The San Francisco Bay area’s steady decline in rents is raising concerns that the region’s still-rising home prices are headed for a hard fall in the next year or two. 

A mid-priced Bay Area home in May sold for $413,000 — 21 percent higher than at the height of the region’s tech boom in early 2000, according to industry research firm DataQuick Information Systems. 

Some economists believe the Bay Area home prices reflect an unrealistic expectation of a robust high-tech recovery. 

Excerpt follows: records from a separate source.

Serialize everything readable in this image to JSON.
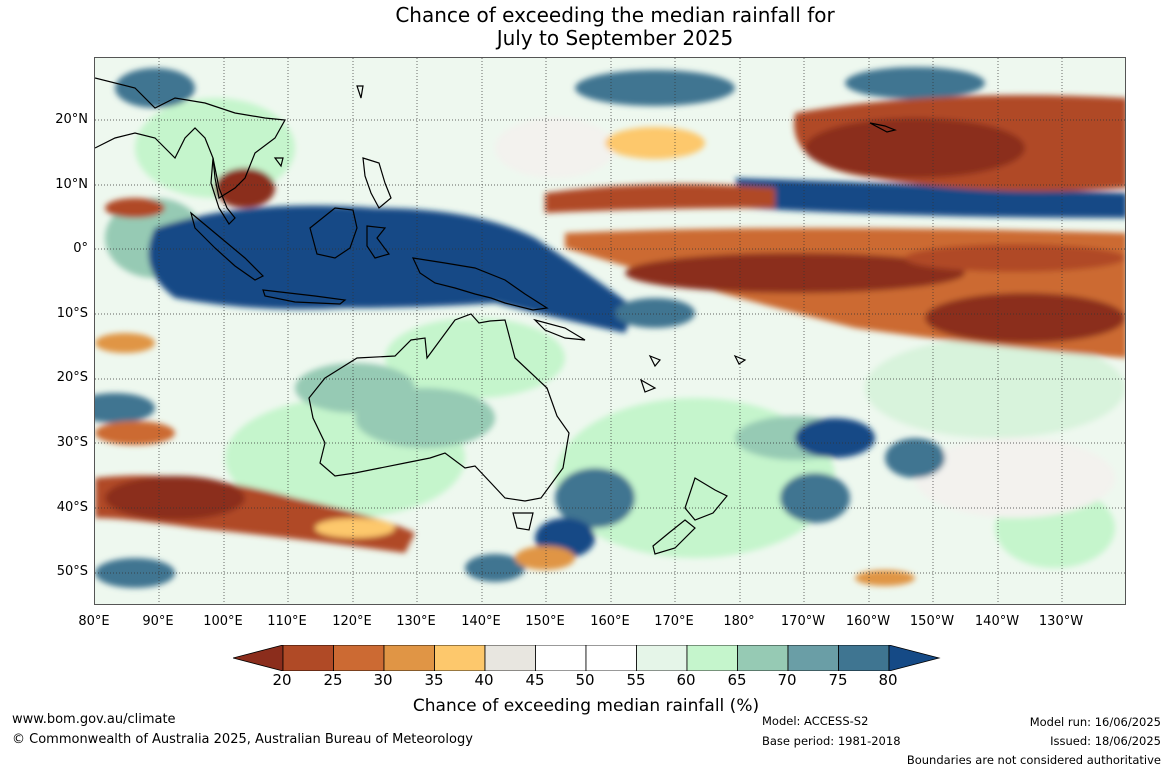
{
  "title_line1": "Chance of exceeding the median rainfall for",
  "title_line2": "July to September 2025",
  "lat_labels": [
    "20°N",
    "10°N",
    "0°",
    "10°S",
    "20°S",
    "30°S",
    "40°S",
    "50°S"
  ],
  "lon_labels": [
    "80°E",
    "90°E",
    "100°E",
    "110°E",
    "120°E",
    "130°E",
    "140°E",
    "150°E",
    "160°E",
    "170°E",
    "180°",
    "170°W",
    "160°W",
    "150°W",
    "140°W",
    "130°W"
  ],
  "colorbar": {
    "ticks": [
      "20",
      "25",
      "30",
      "35",
      "40",
      "45",
      "50",
      "55",
      "60",
      "65",
      "70",
      "75",
      "80"
    ],
    "colors": [
      "#8b2d1c",
      "#b04a26",
      "#cc6a33",
      "#e09545",
      "#fdc86c",
      "#e8e6e0",
      "#ffffff",
      "#ffffff",
      "#e5f5e8",
      "#c5f5cc",
      "#96cab4",
      "#6a9ea6",
      "#3f7591",
      "#154a86"
    ],
    "label": "Chance of exceeding median rainfall (%)"
  },
  "footer": {
    "website": "www.bom.gov.au/climate",
    "copyright": "© Commonwealth of Australia 2025, Australian Bureau of Meteorology",
    "model": "Model: ACCESS-S2",
    "base_period": "Base period: 1981-2018",
    "model_run": "Model run: 16/06/2025",
    "issued": "Issued: 18/06/2025",
    "disclaimer": "Boundaries are not considered authoritative"
  }
}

“The only people that appear to be betting on a near-term tech recovery are the people buying homes in the Bay Area right now,” said economist Edward Leamer of the UCLA Anderson Forecast. “Investors around the world certainly aren’t expecting it.” 

Unless the tech industry recaptures its former vigor, Leamer fears Bay Area home prices will crash, dealing another financially demoralizing blow to households that have already absorbed substantial losses in the freefalling stock market. 

Home prices also are hitting new highs in Southern California, but the accompanying increase in rents make those gains look more rational, Leamer said. A mid-priced home in Southern California sold for $273,000 in June, a 17 percent increase from the prior year, DataQuick said.